S_V_H J S Bach BWV 974 Adagio 2nd image

This image of the Bach project shows it sprawling out on the studio floor. At the top is the 16×24 inch canvas with a pallet painting after Van Gogh. This canvas will be hung on the wall. The rest of the music that drops off that canvas will then zig-zag its way down to the floor, to my canvas print of Van Gogh’s Olive Grove 1889 from the Kroller-Muller Museum in the Netherlands.

On Amazon there are several commercial available framed images of this olive grove on Amazon. They all seemed dark to me. Looking on line I found a public download of a higher pixel image of this Van Gogh artwork. Both previous artworks, Wildfire and then Shenandoah, contain purchased commercial prints of Van Gogh art. Having access to a higher quality image of Van Gogh’s Olive Grove artwork allowed me to adjust the colors and contrast. Whether I am accurate at less my print feels more like what I expect I would see if I could see this artwork in person.

Amazon commercial print looking dull.
My canvas print of a public image of
Van Gogh’s Olive Grove 1889 that appears bright and cheerfu
l.

My thinking about this project started with what can I do differently from what I have been doing, while still using up my stocked canvases. That wonderment was reinforced by my friend Jeff Nelson who lately has been encouraging me to get out of my box. He does not realize I still have a lot of stretched canvases to use. Since he is a professionally trained artist, I have found it difficult to explain the goals of this art to him, even though I have tried. It is not his fault; it is just that my approach differs from his. I will explain those differences in a later post. And yet, I was a little bored with the current design of my latest artworks.

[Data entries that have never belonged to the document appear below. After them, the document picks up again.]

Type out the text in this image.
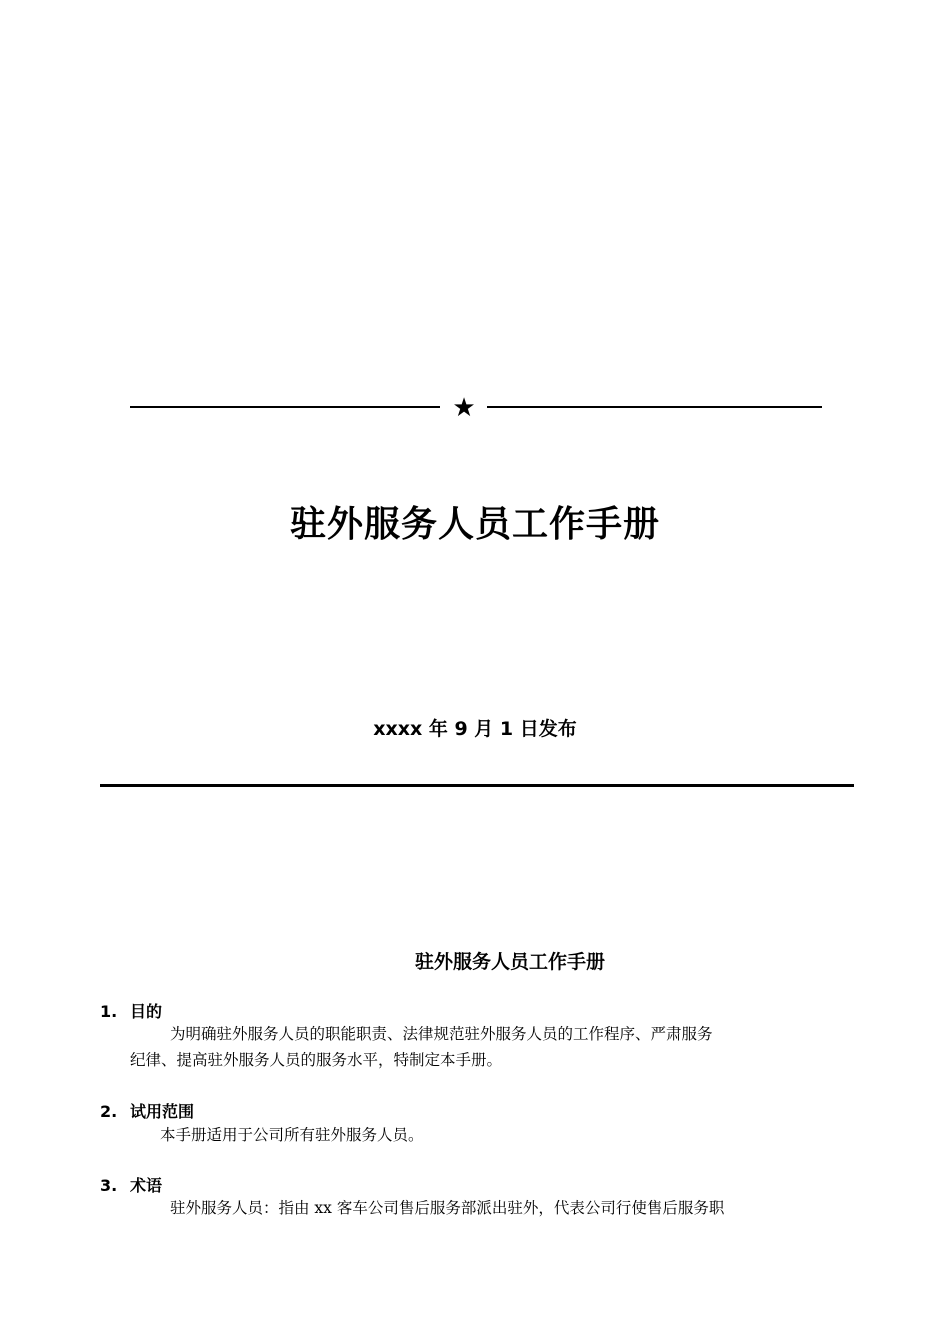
★
驻外服务人员工作手册
xxxx 年 9 月 1 日发布
驻外服务人员工作手册
1. 目的
为明确驻外服务人员的职能职责、法律规范驻外服务人员的工作程序、严肃服务
纪律、提高驻外服务人员的服务水平，特制定本手册。
2. 试用范围
本手册适用于公司所有驻外服务人员。
3. 术语
驻外服务人员：指由 xx 客车公司售后服务部派出驻外，代表公司行使售后服务职
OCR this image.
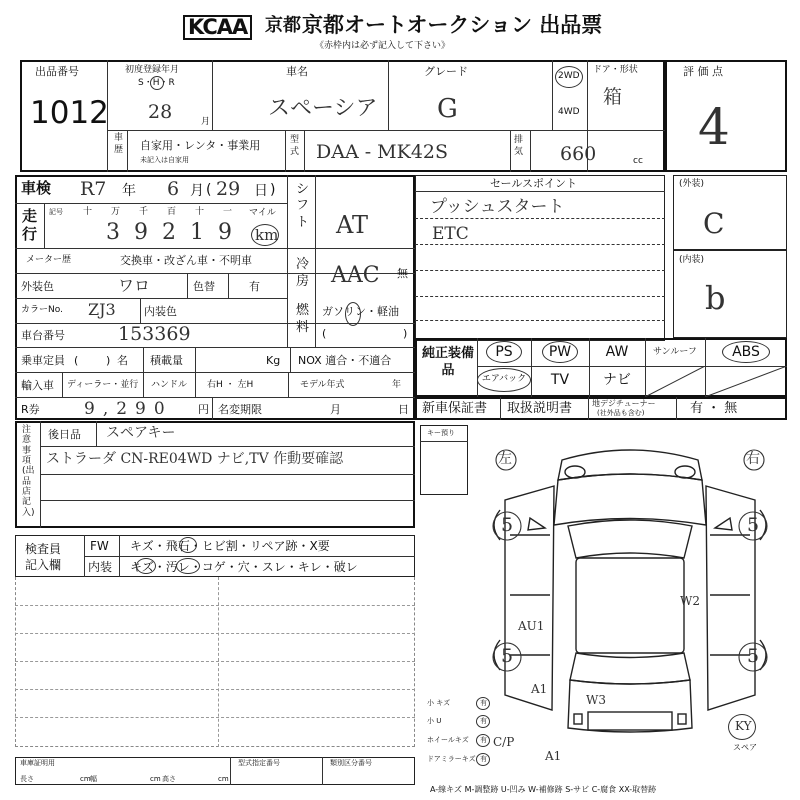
KCAA 京都 京都オートオークション 出品票
《赤枠内は必ず記入して下さい》
出品番号
1012
初度登録年月
S・H・R
28	月
車名
スペーシア
グレード
G
2WD
4WD
ドア・形状
箱
評 価 点
4
車歴 自家用・レンタ・事業用
未記入は自家用
型式 DAA - MK42S
排気 660	cc
車検 R7 年 6 月 ( 29 日 )
走行
記号 十 万 千 百 十 一 マイル
3 9 2 1 9 km
シフト AT
メーター歴	交換車・改ざん車・不明車	冷房 AAC 無
外装色	ワロ	色替	有
カラーNo. ZJ3	内装色	燃料
ガソリン・軽油
(	)
車台番号	153369
乗車定員 (	) 名 積載量	Kg NOX 適合・不適合
輸入車 ディーラー・並行 ハンドル 右H ・ 左H	モデル年式	年
R券	9,290 円 名変期限	月	日
セールスポイント
プッシュスタート
ETC
(外装)
C
(内装)
b
純正装備品
PS	PW	AW	サンルーフ	ABS
エアバック	TV	ナビ
新車保証書 取扱説明書 地デジチューナー
(社外品も含む)	有 ・ 無
注意事項(出品店記入)
後日品 スペアキー
ストラーダ CN-RE04WD ナビ,TV 作動要確認
キー預り
検査員記入欄
FW キズ・飛石・ヒビ割・リペア跡・X要
内装 キズ・汚レ・コゲ・穴・スレ・キレ・破レ
左	右
5	5
5	5
W2
AU1
A1
W3
A1
小 キズ
小 U
ホイールキズ
ドアミラーキズ
有
有
有
有
C/P
KY
スペア
車庫証明用
長さ	cm 幅	cm 高さ	cm
型式指定番号	類別区分番号
A-線キズ M-調整跡 U-凹み W-補修跡 S-サビ C-腐食 XX-取替跡
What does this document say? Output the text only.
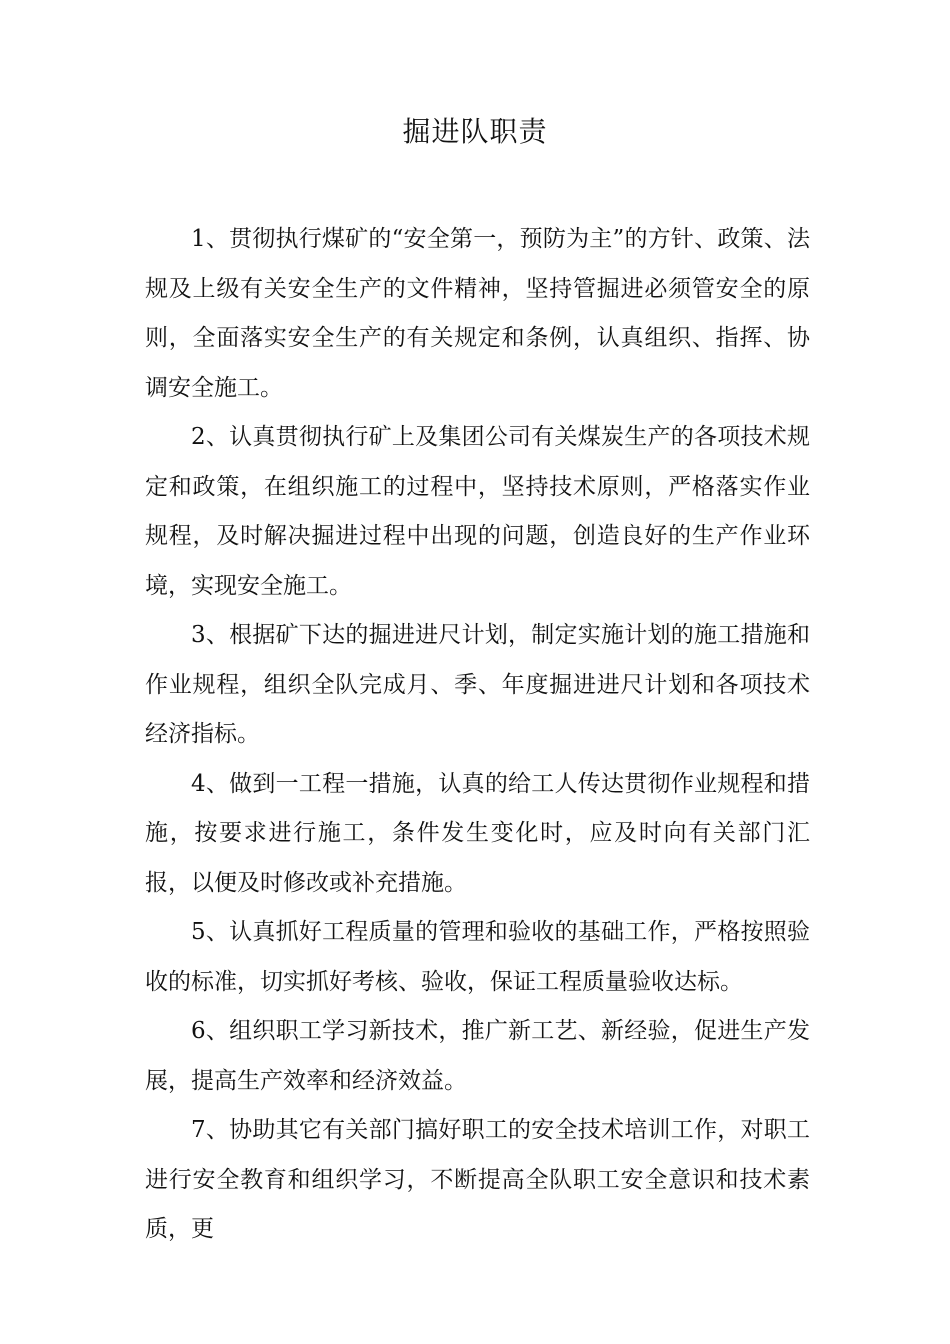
掘进队职责

1、贯彻执行煤矿的“安全第一，预防为主”的方针、政策、法规及上级有关安全生产的文件精神，坚持管掘进必须管安全的原则，全面落实安全生产的有关规定和条例，认真组织、指挥、协调安全施工。

2、认真贯彻执行矿上及集团公司有关煤炭生产的各项技术规定和政策，在组织施工的过程中，坚持技术原则，严格落实作业规程，及时解决掘进过程中出现的问题，创造良好的生产作业环境，实现安全施工。

3、根据矿下达的掘进进尺计划，制定实施计划的施工措施和作业规程，组织全队完成月、季、年度掘进进尺计划和各项技术经济指标。

4、做到一工程一措施，认真的给工人传达贯彻作业规程和措施，按要求进行施工，条件发生变化时，应及时向有关部门汇报，以便及时修改或补充措施。

5、认真抓好工程质量的管理和验收的基础工作，严格按照验收的标准，切实抓好考核、验收，保证工程质量验收达标。

6、组织职工学习新技术，推广新工艺、新经验，促进生产发展，提高生产效率和经济效益。

7、协助其它有关部门搞好职工的安全技术培训工作，对职工进行安全教育和组织学习，不断提高全队职工安全意识和技术素质，更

That lead me to a change. My original plan with this artwork was to start with a small frame canvas hung on the wall that would never accommodate all of Bach’s notes. The extra notes would then drop off the canvas, falling alongside the wall to a piling up of Bach’s notes on the floor with a Van Gogh print laying among them. Instead of a pile of Bach, I will now mount my the print on a small, stretched canvas. Then, like I have done many times before, I will deepen the frame to hold what will become the artwork’s right-side speaker box, placed upright on the floor, below the wall-hung canvas.

UPDATE: 4-28 4:45PM

a better plan worked out on the studio floor

Every idea for a new project starts out fuzzy and optimistic that all problems, all issues, and all hurdles will eventually be resolved. That reasoning works for I will, as I have always done, complete what I started. My biggest issue with zig-zagging the music down from the top canvas was how to support it or not, and would that work? The final decision became I needed to support my falling notes. That is where the angled aluminum comes in.